Input PFS PPS

Spec

This is a top-level attribute of the pipeline spec.

{
    "pipeline": {...},
    "transform": {...},
    "input": {
    "pfs": {
        "project": string,
        "name": string,
        "repo": string,
        "repoType":string,
        "branch": string,
        "commit": string,
        "glob": string,
        "joinOn":string,
        "outerJoin": bool,
        "groupBy": string,
        "lazy": bool,
        "emptyFiles": bool,
        "s3": bool,
        "propagation_spec": {
                "never": true
            },
        "reference": bool,
        "trigger": {
            "branch": string,
            "all": bool,
            "rateLimitSpec": string,
            "size": string,
            "commits": int,
            "cronSpec": string,
            },
        }
    },
    ...
}

Behavior

input.pfs.name is the name of the input. An input with the name XXX is visible under the path /pfs/XXX when a job runs. Input names must be unique if the inputs are crossed, but they may be duplicated between PFSInputs that are combined by using the union operator. This is because when PFSInputs are combined, you only ever see a datum from one input at a time. Overlapping the names of combined inputs allows you to write simpler code since you no longer need to consider which input directory a particular datum comes from. If an input’s name is not specified, it defaults to the name of the repo. Therefore, if you have two crossed inputs from the same repo, you must give at least one of them a unique name.

Propagation Spec

The propagation_spec allows you to set conditions for when commits should propagate.

  • If propagation_spec is not set, it will default to always propagating.
  • If propagation_spec.never is set to true, it will prevent commits from this input from triggering the pipeline.
  • If propagation_spec.never is set to false, it will allow commits from this input to trigger the pipeline.

Reference Inputs

You can use the reference attribute to have input(s) to a pipeline that won’t trigger the pipeline, but will be used the next time the pipeline runs (using the latest version), allowing users to avoid reprocessing old data unnecessarily.

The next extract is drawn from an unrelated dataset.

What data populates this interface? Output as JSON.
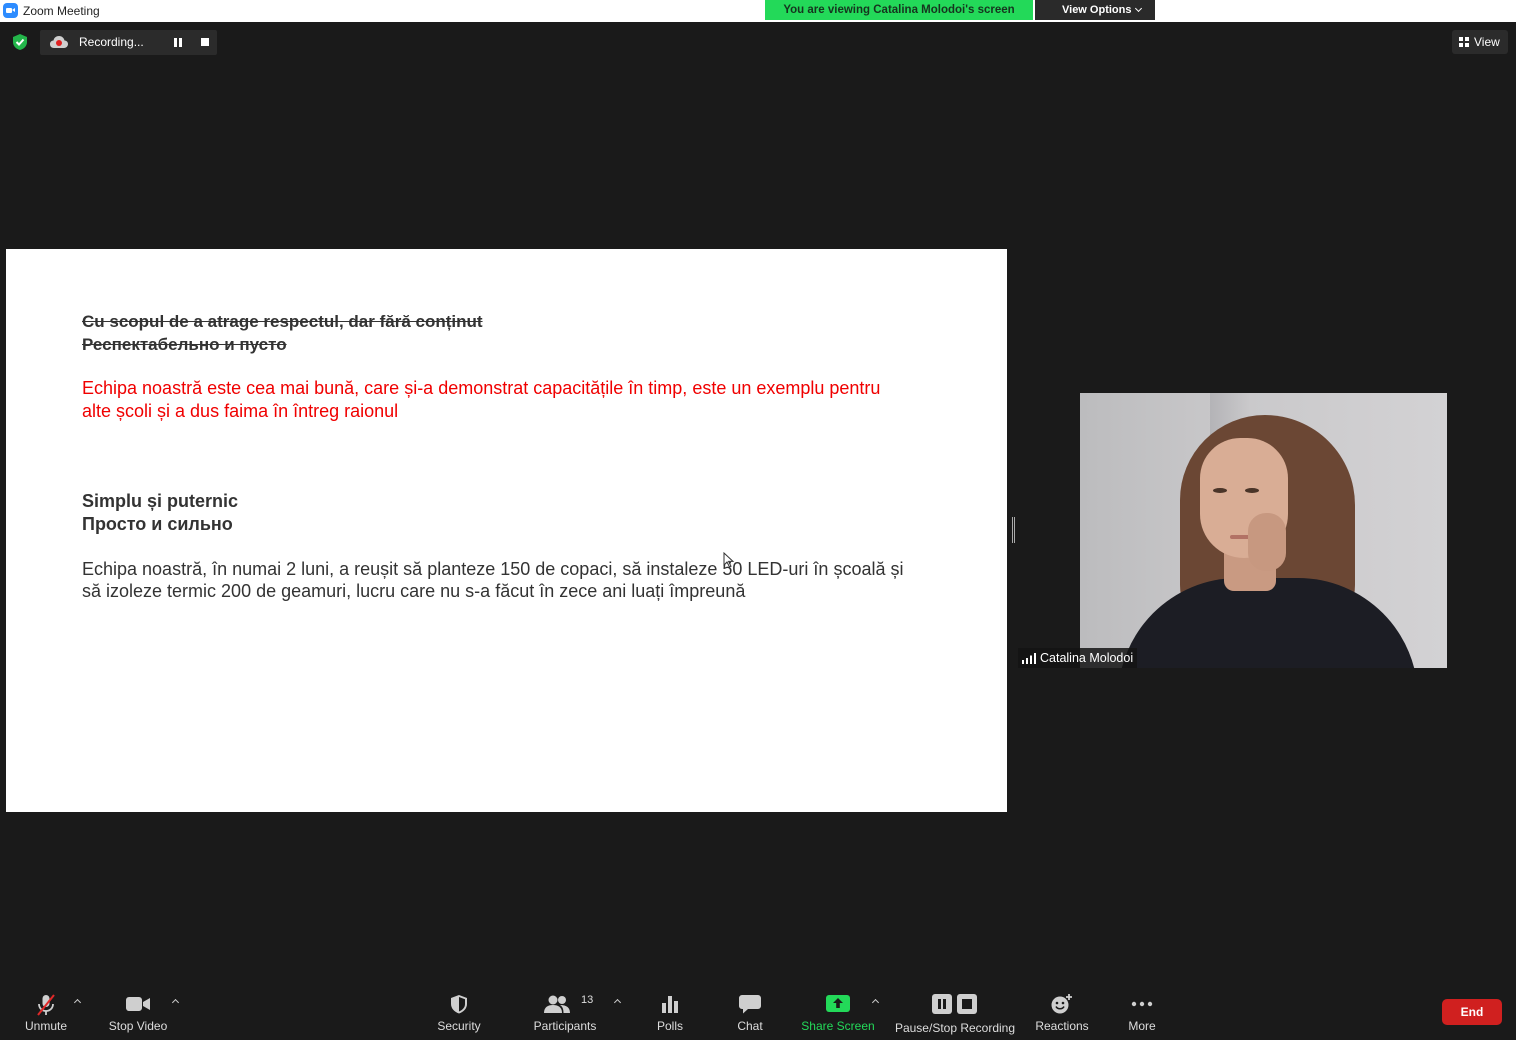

This functionality is particularly important for scenarios where:

  • Users have data that updates at different frequencies (e.g., hourly vs. yearly)
  • There’s a need to process new data using the latest version of reference data without triggering reprocessing of all previous data

When input.pfs.reference is set to true:

  • The pipeline will not trigger reprocessing of datums when its file content changes⁠
  • Datums produced by a cross of a reference input and a non-reference input will only be reprocessed when the content of the non-reference input file(s) change
  • The reference input will be used in processing, but changes to it alone won’t cause reprocessing⁠
warning icon Warning
Using reference inputs may affect reproducibility, as the output of a job may not be purely a function of the input.⁠⁠